Many books have been written and many sermons preached on one of the most meaningful stories Jesus told of the son who went into a far country, realized his need, and returned home to a loving, forgiving father. Thomas A. Whiting in his book has given a fresh, theologically sound, and charming insight into the thoughts and responses of this wayward boy. He follows the story step by step, pointing out the striking similarities to life's situations as found in human experience today.
His twelve chapters are really twelve connected sermons as preached in his Methodist church, Valdosta, Georgia. These in turn are divided into three sections: the first, "Flight," takes the prodigal from his home into the far country.
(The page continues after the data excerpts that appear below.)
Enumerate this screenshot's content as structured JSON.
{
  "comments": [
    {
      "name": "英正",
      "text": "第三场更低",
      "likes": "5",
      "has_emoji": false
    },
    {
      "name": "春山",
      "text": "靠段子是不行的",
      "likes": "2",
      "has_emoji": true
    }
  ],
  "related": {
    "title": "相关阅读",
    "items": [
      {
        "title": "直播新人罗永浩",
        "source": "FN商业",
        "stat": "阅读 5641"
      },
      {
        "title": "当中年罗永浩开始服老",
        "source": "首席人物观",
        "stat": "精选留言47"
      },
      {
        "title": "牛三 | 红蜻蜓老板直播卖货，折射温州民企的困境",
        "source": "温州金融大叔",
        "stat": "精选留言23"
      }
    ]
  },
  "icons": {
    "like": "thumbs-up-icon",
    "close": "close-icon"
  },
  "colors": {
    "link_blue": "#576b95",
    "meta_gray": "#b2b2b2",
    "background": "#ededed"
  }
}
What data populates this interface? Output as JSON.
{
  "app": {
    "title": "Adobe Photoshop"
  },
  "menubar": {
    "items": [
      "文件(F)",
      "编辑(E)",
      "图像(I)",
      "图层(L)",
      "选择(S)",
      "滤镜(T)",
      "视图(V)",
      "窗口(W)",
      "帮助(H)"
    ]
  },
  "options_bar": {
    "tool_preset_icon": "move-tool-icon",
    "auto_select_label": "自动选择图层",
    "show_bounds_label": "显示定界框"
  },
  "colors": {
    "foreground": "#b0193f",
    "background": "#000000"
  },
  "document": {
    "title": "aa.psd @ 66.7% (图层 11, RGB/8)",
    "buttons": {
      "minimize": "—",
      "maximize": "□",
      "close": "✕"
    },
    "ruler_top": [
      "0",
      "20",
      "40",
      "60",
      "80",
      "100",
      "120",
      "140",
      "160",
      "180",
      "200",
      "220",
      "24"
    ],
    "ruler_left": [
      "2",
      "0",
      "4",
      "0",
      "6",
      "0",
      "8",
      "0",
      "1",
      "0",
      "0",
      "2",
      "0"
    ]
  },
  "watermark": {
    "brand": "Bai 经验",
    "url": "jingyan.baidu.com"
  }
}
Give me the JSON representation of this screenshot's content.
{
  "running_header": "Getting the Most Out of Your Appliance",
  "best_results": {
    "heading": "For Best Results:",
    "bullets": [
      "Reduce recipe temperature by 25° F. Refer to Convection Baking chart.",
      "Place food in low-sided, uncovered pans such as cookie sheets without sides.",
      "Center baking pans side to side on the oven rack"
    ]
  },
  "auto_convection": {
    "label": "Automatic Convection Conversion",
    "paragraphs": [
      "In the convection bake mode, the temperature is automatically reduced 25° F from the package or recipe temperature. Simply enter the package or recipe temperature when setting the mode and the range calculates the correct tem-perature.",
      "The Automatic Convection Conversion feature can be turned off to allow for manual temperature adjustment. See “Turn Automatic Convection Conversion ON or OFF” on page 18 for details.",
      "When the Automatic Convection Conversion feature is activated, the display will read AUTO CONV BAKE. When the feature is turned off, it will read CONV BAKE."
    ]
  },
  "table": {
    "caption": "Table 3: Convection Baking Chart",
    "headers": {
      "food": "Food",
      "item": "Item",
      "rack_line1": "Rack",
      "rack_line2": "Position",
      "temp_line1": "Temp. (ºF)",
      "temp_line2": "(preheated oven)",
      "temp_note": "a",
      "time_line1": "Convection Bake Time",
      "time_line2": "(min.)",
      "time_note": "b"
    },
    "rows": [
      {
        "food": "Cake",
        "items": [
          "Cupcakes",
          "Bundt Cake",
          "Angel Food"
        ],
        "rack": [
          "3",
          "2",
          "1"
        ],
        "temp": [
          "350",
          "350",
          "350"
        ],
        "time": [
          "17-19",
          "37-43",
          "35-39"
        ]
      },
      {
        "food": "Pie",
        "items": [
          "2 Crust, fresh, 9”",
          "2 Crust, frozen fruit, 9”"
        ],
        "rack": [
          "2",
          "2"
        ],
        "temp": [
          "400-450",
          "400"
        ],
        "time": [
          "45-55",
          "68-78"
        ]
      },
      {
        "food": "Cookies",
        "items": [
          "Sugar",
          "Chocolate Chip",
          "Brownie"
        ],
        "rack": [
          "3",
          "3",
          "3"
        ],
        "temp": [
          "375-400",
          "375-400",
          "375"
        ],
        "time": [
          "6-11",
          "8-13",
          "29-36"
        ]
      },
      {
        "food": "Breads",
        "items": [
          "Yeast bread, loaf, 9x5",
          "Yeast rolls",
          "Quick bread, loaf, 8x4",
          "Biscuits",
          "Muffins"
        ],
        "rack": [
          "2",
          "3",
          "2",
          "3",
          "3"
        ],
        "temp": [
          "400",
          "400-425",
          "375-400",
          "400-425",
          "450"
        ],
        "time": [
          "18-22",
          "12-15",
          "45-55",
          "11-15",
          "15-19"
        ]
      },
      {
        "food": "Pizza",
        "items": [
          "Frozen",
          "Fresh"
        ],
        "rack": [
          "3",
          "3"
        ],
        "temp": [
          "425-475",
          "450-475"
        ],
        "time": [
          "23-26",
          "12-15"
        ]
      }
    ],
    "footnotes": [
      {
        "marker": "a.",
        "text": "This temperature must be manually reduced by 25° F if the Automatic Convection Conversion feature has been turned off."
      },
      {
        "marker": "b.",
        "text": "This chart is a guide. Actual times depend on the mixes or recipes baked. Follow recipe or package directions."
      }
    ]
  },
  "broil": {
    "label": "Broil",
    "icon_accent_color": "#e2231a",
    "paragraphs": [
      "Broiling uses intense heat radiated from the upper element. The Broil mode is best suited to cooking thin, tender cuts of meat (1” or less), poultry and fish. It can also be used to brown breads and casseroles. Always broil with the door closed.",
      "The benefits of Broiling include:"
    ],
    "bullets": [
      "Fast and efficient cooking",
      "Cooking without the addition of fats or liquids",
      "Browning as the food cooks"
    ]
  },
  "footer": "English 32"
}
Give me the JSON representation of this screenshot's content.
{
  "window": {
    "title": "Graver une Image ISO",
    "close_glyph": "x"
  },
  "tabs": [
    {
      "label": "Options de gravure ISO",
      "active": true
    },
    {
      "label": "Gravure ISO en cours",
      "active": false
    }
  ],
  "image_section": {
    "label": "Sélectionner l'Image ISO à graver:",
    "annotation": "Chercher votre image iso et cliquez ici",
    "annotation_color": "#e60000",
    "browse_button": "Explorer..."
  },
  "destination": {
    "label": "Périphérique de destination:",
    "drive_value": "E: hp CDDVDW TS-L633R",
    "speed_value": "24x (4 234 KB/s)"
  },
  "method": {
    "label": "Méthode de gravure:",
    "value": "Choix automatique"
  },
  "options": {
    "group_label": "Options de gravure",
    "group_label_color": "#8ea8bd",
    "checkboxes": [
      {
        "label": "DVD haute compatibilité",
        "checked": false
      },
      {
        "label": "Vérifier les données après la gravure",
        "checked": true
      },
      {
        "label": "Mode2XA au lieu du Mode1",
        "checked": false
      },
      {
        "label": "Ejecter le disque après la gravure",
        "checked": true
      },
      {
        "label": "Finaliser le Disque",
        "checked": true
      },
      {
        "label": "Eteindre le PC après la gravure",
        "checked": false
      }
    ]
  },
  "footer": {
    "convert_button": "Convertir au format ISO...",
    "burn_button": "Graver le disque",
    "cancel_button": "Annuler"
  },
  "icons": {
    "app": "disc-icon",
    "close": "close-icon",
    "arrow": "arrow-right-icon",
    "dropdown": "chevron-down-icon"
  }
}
Pictured in the second, "Crisis," is the prodigal's realization of the con--sequences of his action and his desire to return home. The third part, "Return," presents the reunion with the father and the indignation of the older son. The chapters "The Giant Step," "Portrait of a Father," and "New Garments" are especially rich in inspirati.on
Life in the Son, Robert Shank, Westcott Publishers, Springfield, Missouri, 1960, 380 pages, $4.95.
Here is possibly the most penetrating investigation of the doctrine of eternal security to be published in this century. That it should be written by a minister of the Southern Baptist Convention is amazing, but to have it introduced by Dr. Adams of the Southern Baptist Theological Seminary exceeds amazement, since Southern Baptists have held so firmly to the "once in grace, always in grace" belief. The volume is scholarly in its examination of the facts of the subject and leaves little to be desired in critical analysis of so widely accepted a teaching. In nineteen chapters Dr. Shank examines the numerous Bible texts with their usual "perseverance" applications that have been commonly used in support of this age-old concept. The Strombeck "shall never perish" arguments are shattered by Dr. Shank's thorough analytical studies.
Seventh-day Adventist ministers and Bible instructors will find outstanding help in meeting the "eternal security" arguments, as well as the teachings of the Calvinistic "predestination" adherents. The author has carefully examined text after text, including analyses of the original Greek words involved. The volume has a deep spiritual tone that lifts the reader far above logic and argument, which are by no means absent in the presentations of each chapter.
On pages 258 and 259 Dr. Shank objects to "the equation of obedience, an essential aspect of faith" as taught by Seventh-day Adventists, as he tries to deliver himself from the binding claims of the law of God. This one paragraph in all his book seems to be the only one where he has diverged from Bible truth to free himself from a doctrinal dilemma. Adventist teaching on this eternity of God's law the author declares is "the snare into which Mrs. White's gospel of the cross, the day, the diet, leads many today."
Aside from this one personal opinion of Dr. Shank, the book will prove a delight, an inspiration, and a gold mine of solid doctrine on this question. In fact, here are nineteen Seventh-day Adventist sermons on the subject that will prove a treasure to any pastor who wills to penetrate deeply into scriptural truth. It will prove to be a treasured volume of research in the pastor's library.
Raymond H. Lieby
The Ministry of Preaching, Roy Pearson, Harper and Brothers, New York, 1959, 127 pages, $2.25.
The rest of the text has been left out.